Todo dia, um morador de Ipu entrega sacolas de alimentos à trupe remanescente. |
Uma história construída na estrada
Quando eu era criança morava em Belo Jardim, Pernambuco. Vivia com a
minha mãe e minhas nove irmãs. Uma delas se apaixonou por um artista de
um circo que havia chegado à cidade, e resolveu fugir com ele. Eu estava
encantada com o mundo circense e fui atrás dela. Eu tinha 12, e ela 14
anos. Minha mãe descobriu a primeira tentativa de fuga e pediu para um
parente policial prender nós duas. Além disso, a polícia deu 24h para o
circo ir embora da cidade.
Ficamos dois dias presas, mas nem isso me fez desistir. Uma amiga me
deu o dinheiro e peguei o trem e fui atrás do circo, que estava na
cidade vizinha. Minha irmã chegou dias depois. O Juizado de Menores
encontrou a gente, mas minha mãe desistiu de nos levar de volta para
casa.
O namorado da minha irmã disse que cuidaria de nós, mas não foi o que
aconteceu. Eu tinha 13 anos quando ele me entregou ao dono do circo,
que, na ocasião, tinha 36 anos. E vivi como esposa dele até os meus 45
anos, quando ele partiu. Logo, me tornei trapezista, malabarista e
apresentei espetáculos, mas nas horas vagas ficava trancada na casa
dele.
Aos 15 anos engravidei do meu primeiro filho. Aos 25 anos, eu já
tinha cinco filhos com ele. Dois deles eu perdi ainda bebês por
complicações de saúde. Na estrada com o circo, adotei outras três
crianças de diferentes famílias que nos abordaram sem ter condições de
ficar com elas. Todos foram criados no circo.
Minha irmã permaneceu no circo apenas dois anos. Depois que ela foi
embora, voltei a ver alguém da minha família novamente 10 anos mais
tarde quando o circo estacionou em uma cidade próxima a Belo Jardim. Meu
marido me mantinha presa em casa. A saudade era tanta que eu o
enfrentei. Lembro de ter dito: é isso ou divórcio. E ele permitiu que eu
fosse. Minha mãe achava que eu estava morta.
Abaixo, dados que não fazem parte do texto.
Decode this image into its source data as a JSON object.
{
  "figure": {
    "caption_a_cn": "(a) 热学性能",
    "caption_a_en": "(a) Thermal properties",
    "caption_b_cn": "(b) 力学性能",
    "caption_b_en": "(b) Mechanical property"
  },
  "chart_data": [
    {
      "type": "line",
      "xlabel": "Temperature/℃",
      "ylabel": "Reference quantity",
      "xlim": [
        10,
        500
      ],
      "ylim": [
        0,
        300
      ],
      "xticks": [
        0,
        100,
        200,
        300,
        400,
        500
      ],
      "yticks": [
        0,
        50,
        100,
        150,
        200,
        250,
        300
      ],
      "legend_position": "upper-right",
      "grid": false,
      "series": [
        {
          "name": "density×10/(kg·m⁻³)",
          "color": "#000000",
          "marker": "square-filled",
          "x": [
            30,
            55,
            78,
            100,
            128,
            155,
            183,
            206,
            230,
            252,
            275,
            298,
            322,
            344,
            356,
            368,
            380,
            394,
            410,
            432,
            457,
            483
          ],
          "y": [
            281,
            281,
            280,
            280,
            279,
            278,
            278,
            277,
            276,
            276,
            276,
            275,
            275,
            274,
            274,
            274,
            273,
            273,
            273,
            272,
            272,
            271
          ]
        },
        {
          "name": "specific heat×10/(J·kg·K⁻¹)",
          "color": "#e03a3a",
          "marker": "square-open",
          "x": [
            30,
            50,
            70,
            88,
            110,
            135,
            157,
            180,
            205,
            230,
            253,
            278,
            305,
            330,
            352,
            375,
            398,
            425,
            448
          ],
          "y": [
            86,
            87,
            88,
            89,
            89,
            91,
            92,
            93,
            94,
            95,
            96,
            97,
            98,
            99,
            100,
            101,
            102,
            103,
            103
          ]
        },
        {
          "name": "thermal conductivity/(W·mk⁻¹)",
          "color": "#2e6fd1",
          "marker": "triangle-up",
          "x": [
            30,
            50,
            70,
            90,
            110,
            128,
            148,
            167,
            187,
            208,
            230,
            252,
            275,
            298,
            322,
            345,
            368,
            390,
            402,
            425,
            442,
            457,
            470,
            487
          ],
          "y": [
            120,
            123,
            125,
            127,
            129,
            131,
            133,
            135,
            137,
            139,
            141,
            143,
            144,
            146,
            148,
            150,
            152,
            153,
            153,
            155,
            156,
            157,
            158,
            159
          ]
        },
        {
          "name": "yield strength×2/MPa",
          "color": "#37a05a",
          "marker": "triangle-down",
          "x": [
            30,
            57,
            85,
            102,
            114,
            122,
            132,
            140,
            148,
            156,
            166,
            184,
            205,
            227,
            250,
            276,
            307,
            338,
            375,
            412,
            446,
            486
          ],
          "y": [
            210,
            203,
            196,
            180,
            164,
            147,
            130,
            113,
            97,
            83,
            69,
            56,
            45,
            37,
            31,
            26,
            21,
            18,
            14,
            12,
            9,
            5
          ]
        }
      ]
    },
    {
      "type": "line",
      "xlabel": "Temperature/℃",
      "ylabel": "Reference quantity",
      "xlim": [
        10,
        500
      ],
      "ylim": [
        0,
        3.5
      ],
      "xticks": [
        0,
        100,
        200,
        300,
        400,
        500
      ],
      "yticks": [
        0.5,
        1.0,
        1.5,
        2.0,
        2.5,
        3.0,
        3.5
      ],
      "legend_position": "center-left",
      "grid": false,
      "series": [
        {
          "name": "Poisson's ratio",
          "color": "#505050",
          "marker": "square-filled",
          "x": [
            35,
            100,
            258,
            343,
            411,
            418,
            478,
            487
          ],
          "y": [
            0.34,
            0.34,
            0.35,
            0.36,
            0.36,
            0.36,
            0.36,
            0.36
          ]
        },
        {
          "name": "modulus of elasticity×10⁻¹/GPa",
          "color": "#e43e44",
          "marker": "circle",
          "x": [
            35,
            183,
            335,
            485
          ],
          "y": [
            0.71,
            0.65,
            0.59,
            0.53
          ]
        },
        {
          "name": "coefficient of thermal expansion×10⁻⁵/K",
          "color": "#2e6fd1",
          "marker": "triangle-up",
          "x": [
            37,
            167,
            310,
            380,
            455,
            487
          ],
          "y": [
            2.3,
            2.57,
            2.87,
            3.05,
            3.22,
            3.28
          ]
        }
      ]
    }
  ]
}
No dia que ela me viu, a
emoção foi tanta que desmaiou.
Meu marido era muito bruto. Sempre que ele
bebia, batia em mim. E as crianças viam toda essa violência. Até que
resolvi que as coisas seriam diferentes. Deixei um cassetete escondido
em casa e revidei. Bati nas costas dele e ele caiu. Nesse dia, eu estava
com 30 anos, olhei nos olhos dele e disse que ele jamais me bateria de
novo. E ele nunca mais tocou um dedo em mim.
Graças a ajuda de uma amiga consegui organizar meus documentos e
financiei uma casa pela Caixa Econômica, em Paracuru, cerca de 1h30 de
Fortaleza. A preocupação dos meus filhos era que eu não tivesse um lugar
na minha velhice. Já são seis anos pagando R$ 514 por mês – ainda
faltam 24 anos.
Quando a quarentena começou, a pessoa que alugava o
imóvel anunciou a saída. Foi outro desespero para mim. O aluguel era o
valor da parcela. Mas Deus abençoou e consegui outro inquilino. Ainda
posso sonhar com a minha casinha, que um dia vai ser um lugar de parada
para toda a minha família.
Eu ainda quero rodar com o meu circo. Eu sei que as coisas estão
difíceis, mas acredito que vamos sair dessa. Antes de ir embora de Ipu,
espero ter condições de fazer um grande espetáculo gratuito em
agradecimento a todas as pessoas que nos ajudaram. Dinheiro eu não
tenho, mas eu sonho bastante.
Por agora, peço a Deus para me proteger dessa doença. Não quero
morrer sozinha, distante de tudo o que eu mais amo. Já disse para os
meus filhos que, quando eu partir, quero ser velada no Circo Fantástico,
depois de um lindo espetáculo. Porque minha vida é o circo!